Health agency targets difficult terrain in Cross River

Governor Ben Ayade addressing the Cross River State Head of Service, Mr. Ekpenyong Henshaw

The Primary Health Care Development Agency in Cross River says its target for 2017 is to provide improved basic healthcare services in hard to reach areas of the State.

Dr Beta Edu, Director-General, Cross River Primary Health Care Development Agency (CRSPHDA), stated this in an interview with the News Agency of Nigeria (NAN), in Calabar on Friday.

According to her, the agency will equally be putting more emphasis on ensuring that women delivered with skilled birth attendants and reduce the number of children suffering from malnutrition.

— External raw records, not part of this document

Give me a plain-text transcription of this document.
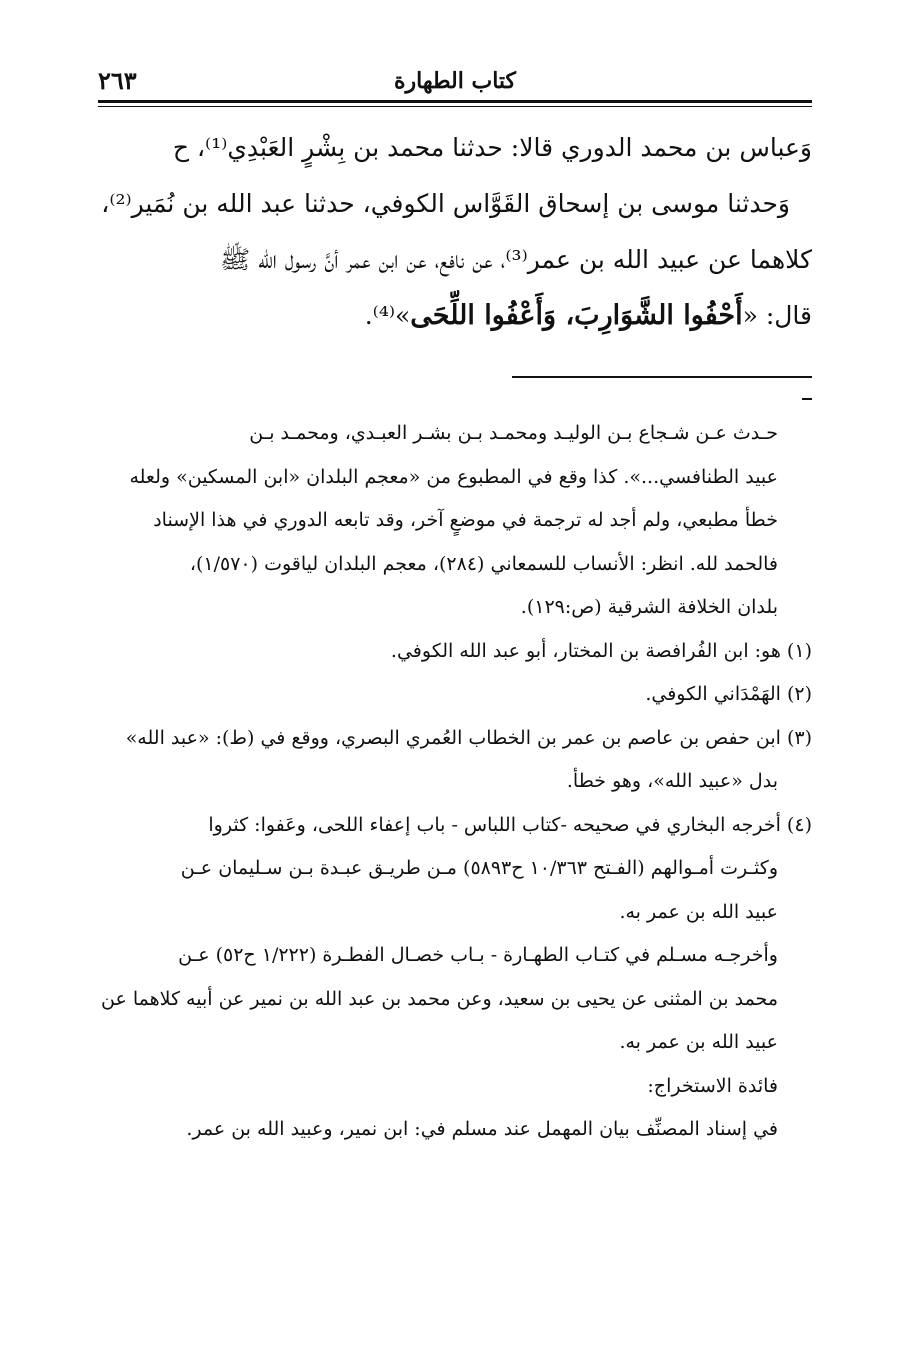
٢٦٣	كتاب الطهارة

وَعباس بن محمد الدوري قالا: حدثنا محمد بن بِشْرٍ العَبْدِي⁽¹⁾، ح

وَحدثنا موسى بن إسحاق القَوَّاس الكوفي، حدثنا عبد الله بن نُمَير⁽²⁾،

كلاهما عن عبيد الله بن عمر⁽³⁾، عن نافع، عن ابن عمر أنَّ رسول الله ﷺ

قال: «أَحْفُوا الشَّوَارِبَ، وَأَعْفُوا اللِّحَى»⁽⁴⁾.

حـدث عـن شـجاع بـن الوليـد ومحمـد بـن بشـر العبـدي، ومحمـد بـن

عبيد الطنافسي...». كذا وقع في المطبوع من «معجم البلدان «ابن المسكين» ولعله

خطأ مطبعي، ولم أجد له ترجمة في موضعٍ آخر، وقد تابعه الدوري في هذا الإسناد

فالحمد لله. انظر: الأنساب للسمعاني (٢٨٤)، معجم البلدان لياقوت (١/٥٧٠)،

بلدان الخلافة الشرقية (ص:١٢٩).

(١) هو: ابن الفُرافصة بن المختار، أبو عبد الله الكوفي.

(٢) الهَمْدَاني الكوفي.

(٣) ابن حفص بن عاصم بن عمر بن الخطاب العُمري البصري، ووقع في (ط): «عبد الله»

بدل «عبيد الله»، وهو خطأ.

(٤) أخرجه البخاري في صحيحه -كتاب اللباس - باب إعفاء اللحى، وعَفوا: كثروا

وكثـرت أمـوالهم (الفـتح ١٠/٣٦٣ ح٥٨٩٣) مـن طريـق عبـدة بـن سـليمان عـن

عبيد الله بن عمر به.

وأخرجـه مسـلم في كتـاب الطهـارة - بـاب خصـال الفطـرة (١/٢٢٢ ح٥٢) عـن

محمد بن المثنى عن يحيى بن سعيد، وعن محمد بن عبد الله بن نمير عن أبيه كلاهما عن

عبيد الله بن عمر به.

فائدة الاستخراج:

في إسناد المصنِّف بيان المهمل عند مسلم في: ابن نمير، وعبيد الله بن عمر.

Edu said: “The CRSPHDA is putting a lot of focus on our hard to reach areas. We are trying to ensure that they can have access to basic healthcare services.

“The government would be employing more workers to be able to deliver quality health services at that level.

Other basic amenities that would positively contribute to health and nutrition in these communities would be looked into by government.

“Specifically, we would be reaching all the hard to reach areas with Vitamin A supplementation and some nutrients supplementation across the state.

“This is to reduce the number of children suffering from malnutrition and deficiencies in specific nutrients.

“For us this year, it is basically about reaching those who have not been reached, taking healthcare to the hinterlands, to the hard to reach areas; and reducing malnutrition and maternal and child mortality.

“We would equally be putting more emphasis on ensuring that women deliver with skilled birth attendants and that women who are pregnant are tested for HIV.’

She said that the agency was poised to ensure that pregnant women who tested positive to HIV do not transmit the virus to their unborn children.

“At the level of the state, the government is poised to achieve at least 50 health centres in 50 wards out of the 196 wards. We had done five last year. We want to do 50 this year.

“We are not building new ones, but we are renovating, equipping and recruiting the right mix of staff.

“We will ensure that such staff offered different services to our people to ensure that the general population remains healthy and our life span is increased’’, she said.

According to Edu, the state currently has about 447 hard to reach communities and 1014 Primary healthcare centres.

She said: “They are hard to reach because you have to go by water, or go through roads that sometime can only be assessed on foot.

“They are hard to reach because their terrain is very bad, either mountainous or deep down in the valley like Belekete in Obanliku council area.

“We have 1014 PHCs in the state. We  are not going to work on 1014. We have decided that we are going to take up one in each ward.

“That one would act as the hub for every other PHCs in that area. We are working on having 196 primary healthcare centres, one in each ward, and within that 196, eighteen of them would be comprehensive health centres.’’

She said Gov. Ben Ayade of Cross River had employed 18 medical doctors for the rural communities in the state with mouth-watering incentives.

One of the things the governor succeeded in doing last year was to employ 18 medical doctors for the rural areas, one in each local government area.

“Each of these doctors is paid way higher than their colleagues in Calabar or in the General Hospital. They are given a car, Ford Rangers, a house.

“So, all of these are done as incentives and they have an ambulance attached to them. And so many other incentives’’, she said.